"I came here to drink milk and kick ass. And I've just finished my milk." - Moss, The IT Crowd

Friday, May 6, 2011

Thought for the Day

"Faith" is a fine invention
When Gentlemen can see—
But Microscopes are prudent
In an Emergency.

- Emily Dickinson

Thursday, May 5, 2011

Thought for the Day

I placed a jar in Tennessee,
And round it was, upon a hill.
It made the slovenly wilderness
Surround that hill.

The wilderness rose up to it,
And sprawled around, no longer wild.
The jar was round upon the ground
And tall and of a port in air.

It took dominion everywhere.
The jar was gray and bare.
It did not give of bird or bush,
Like nothing else in Tennessee.

- Wallace Stevens, "Anecdote of the Jar"

Wednesday, May 4, 2011

Update on PFC Manning's pre-trial confinement

I was very happy just now to read the most recent blog update from the attorney representing Pfc. Bradley Manning. It was published yesterday, and confirms that Manning is now being held under normal, humane conditions of detention. Seeing our government respond to public pressure to act ethically and humanely by finally doing the right thing is deeply gratifying. It makes me a little more hopeful for my country's future.
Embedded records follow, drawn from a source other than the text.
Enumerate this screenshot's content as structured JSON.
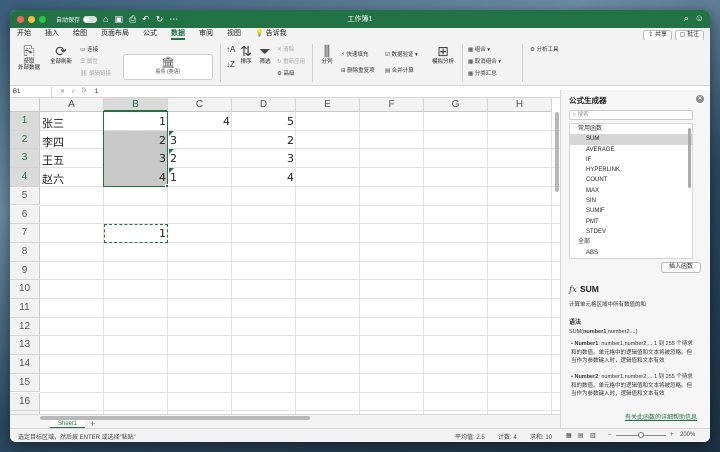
{
  "titlebar": {
    "autosave": "自动保存",
    "autosave_state": "off",
    "title": "工作簿1"
  },
  "menu": {
    "tabs": [
      "开始",
      "插入",
      "绘图",
      "页面布局",
      "公式",
      "数据",
      "审阅",
      "视图"
    ],
    "active": "数据",
    "tell_me": "告诉我",
    "share": "共享",
    "comment": "批注"
  },
  "ribbon": {
    "get_data": "获取\n外部数据",
    "refresh_all": "全部刷新",
    "connections": "连接",
    "properties": "属性",
    "edit_links": "编辑链接",
    "stocks": "股票 (英语)",
    "sort": "排序",
    "filter": "筛选",
    "clear": "清除",
    "reapply": "重新应用",
    "advanced": "高级",
    "text_to_columns": "分列",
    "flash_fill": "快速填充",
    "remove_duplicates": "删除重复项",
    "data_validation": "数据验证",
    "consolidate": "合并计算",
    "what_if": "模拟分析",
    "group": "组合",
    "ungroup": "取消组合",
    "subtotal": "分类汇总",
    "analysis_tools": "分析工具"
  },
  "formula_bar": {
    "name_box": "B1",
    "value": "1"
  },
  "sheet": {
    "columns": [
      "A",
      "B",
      "C",
      "D",
      "E",
      "F",
      "G",
      "H"
    ],
    "rows": [
      "1",
      "2",
      "3",
      "4",
      "5",
      "6",
      "7",
      "8",
      "9",
      "10",
      "11",
      "12",
      "13",
      "14",
      "15",
      "16",
      "17"
    ],
    "cells": {
      "A1": "张三",
      "A2": "李四",
      "A3": "王五",
      "A4": "赵六",
      "B1": "1",
      "B2": "2",
      "B3": "3",
      "B4": "4",
      "C1": "4",
      "C2": "3",
      "C3": "2",
      "C4": "1",
      "D1": "5",
      "D2": "2",
      "D3": "3",
      "D4": "4",
      "B7": "1"
    },
    "tab": "Sheet1",
    "add_sheet": "+"
  },
  "status": {
    "message": "选定目标区域，然后按 ENTER 或选择“粘贴”",
    "average": "平均值: 2.5",
    "count": "计数: 4",
    "sum": "求和: 10",
    "zoom": "200%"
  },
  "pane": {
    "title": "公式生成器",
    "search_placeholder": "搜索",
    "list": [
      {
        "label": "常用函数",
        "kind": "cat"
      },
      {
        "label": "SUM",
        "kind": "sel"
      },
      {
        "label": "AVERAGE",
        "kind": "fn"
      },
      {
        "label": "IF",
        "kind": "fn"
      },
      {
        "label": "HYPERLINK",
        "kind": "fn"
      },
      {
        "label": "COUNT",
        "kind": "fn"
      },
      {
        "label": "MAX",
        "kind": "fn"
      },
      {
        "label": "SIN",
        "kind": "fn"
      },
      {
        "label": "SUMIF",
        "kind": "fn"
      },
      {
        "label": "PMT",
        "kind": "fn"
      },
      {
        "label": "STDEV",
        "kind": "fn"
      },
      {
        "label": "全部",
        "kind": "cat"
      },
      {
        "label": "ABS",
        "kind": "fn"
      }
    ],
    "insert_button": "插入函数",
    "fx": "fx",
    "func_name": "SUM",
    "func_desc": "计算单元格区域中所有数值的和",
    "syntax_heading": "语法",
    "syntax_fn": "SUM(",
    "syntax_arg1": "number1",
    "syntax_rest": ",number2,...)",
    "arg1_name": "Number1",
    "arg1_desc": ": number1,number2,... 1 到 255 个待求和的数值。单元格中的逻辑值和文本将被忽略。但当作为参数键入时，逻辑值和文本有效",
    "arg2_name": "Number2",
    "arg2_desc": ": number1,number2,... 1 到 255 个待求和的数值。单元格中的逻辑值和文本将被忽略。但当作为参数键入时，逻辑值和文本有效",
    "help_link": "有关此函数的详细帮助信息"
  },
  "colors": {
    "accent": "#217346",
    "window_bg": "#ffffff",
    "selection_fill": "#c8c8c8"
  }
}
More of this, please. We still have an entire extra-judicial prison at Guantanamo that has to be shut down. Fair and humane treatment of those prisoners, with meaningful access to a legal system that is not a kangaroo court, doesn't cease to be a moral imperative just because they are not U.S. citizens.

Tuesday, May 3, 2011

Really, America?

A headline from MSNBC yesterday: "Bin Laden's death rekindles 'enhanced' interrogation debate."

Really, America? Is this who we are as a nation? Do we respond to the death of the guy who was, apparently, the primary architect of the 9/11 plot, by deciding this gives us free rein to go torture some more people? If this is how we behave as a country, what have we become?

When you torture prisoners, you lose all moral authority to tell others not to do likewise. The recognition of that fact was the entire basis of the Third Geneva Convention. You cannot get around this basic fact of human morality by labeling your prisoners "unlawful enemy combatants" or anything else. You can call them "Satan spawn" if you like - that still does not sanctify torture, anymore than it did during the Inquisition.

For an excellent unpacking of the practical reasons why torture was unlikely to have played any role in gathering the information that led to tracking down bin Laden, please see Heather Hurlburt's article today in The New Republic. For the moral case against torture, consult Jesus' Sermon on the Mount, if you consider yourself a Christian. If you are not a Christian, consider this: if your parent, child, sibling, spouse, or other loved one was picked up near a field of battle (for example, because they happened to live there or be traveling through at the time of conflict) or even on it, how would you feel if your loved one was tortured because someone suspected that they *might* have information which would give a small advantage to one side's army? Even in the unlikely event that they happened to possess such information, would you feel any less furious, destroyed, and heartsick? Would you ever, ever under any circumstances feel that your loved one's torment had been somehow justified?

Spawning more fear, pain, and hatred in the world should not be the role to which we aspire as a nation.

Thought for the Day

In the desert
I saw a creature, naked, bestial,
who, squatting upon the ground,
Held his heart in his hands,
And ate of it.
I said, "Is it good, friend?"
"It is bitter -- bitter," he answered;
"But I like it
Because it is bitter,
And because it is my heart."

- Stephen Crane

Monday, May 2, 2011

Thought for the Day

"Awhile the Spirit paused in ecstasy.
Yet soon she saw, as the vast spheres swept by,
Strange things within their belted orbs appear.
Like animated frenzies, dimly moved
Shadows, and skeletons, and fiendly shapes,
Thronging round human graves, and o'er the dead
Sculpturing records for each memory
In verse, such as malignant gods pronounce,
Blasting the hopes of men, when heaven and hell
Confounded burst in ruin o'er the world:
And they did build vast trophies, instruments
Of murder, human bones, barbaric gold,
Skins torn from living men, and towers of skulls
With sightless holes gazing on blinder heaven,
Mitres, and crowns, and brazen chariots stained
With blood, and scrolls of mystic wickedness,
The sanguine codes of venerable crime.
The likeness of a throned king came by.
When these had passed, bearing upon his brow
A threefold crown; his countenance was calm.
His eye severe and cold; but his right hand
Was charged with bloody coin, and he did gnaw
By fits, with secret smiles, a human heart
Concealed beneath his robe;"
- Percy Bysshe Shelley, selection from "The Daemon of the World"

Sunday, May 1, 2011

Thought for the Day

"There goes one who had called on gods he does not believe in. How will it be with him if they have really come?"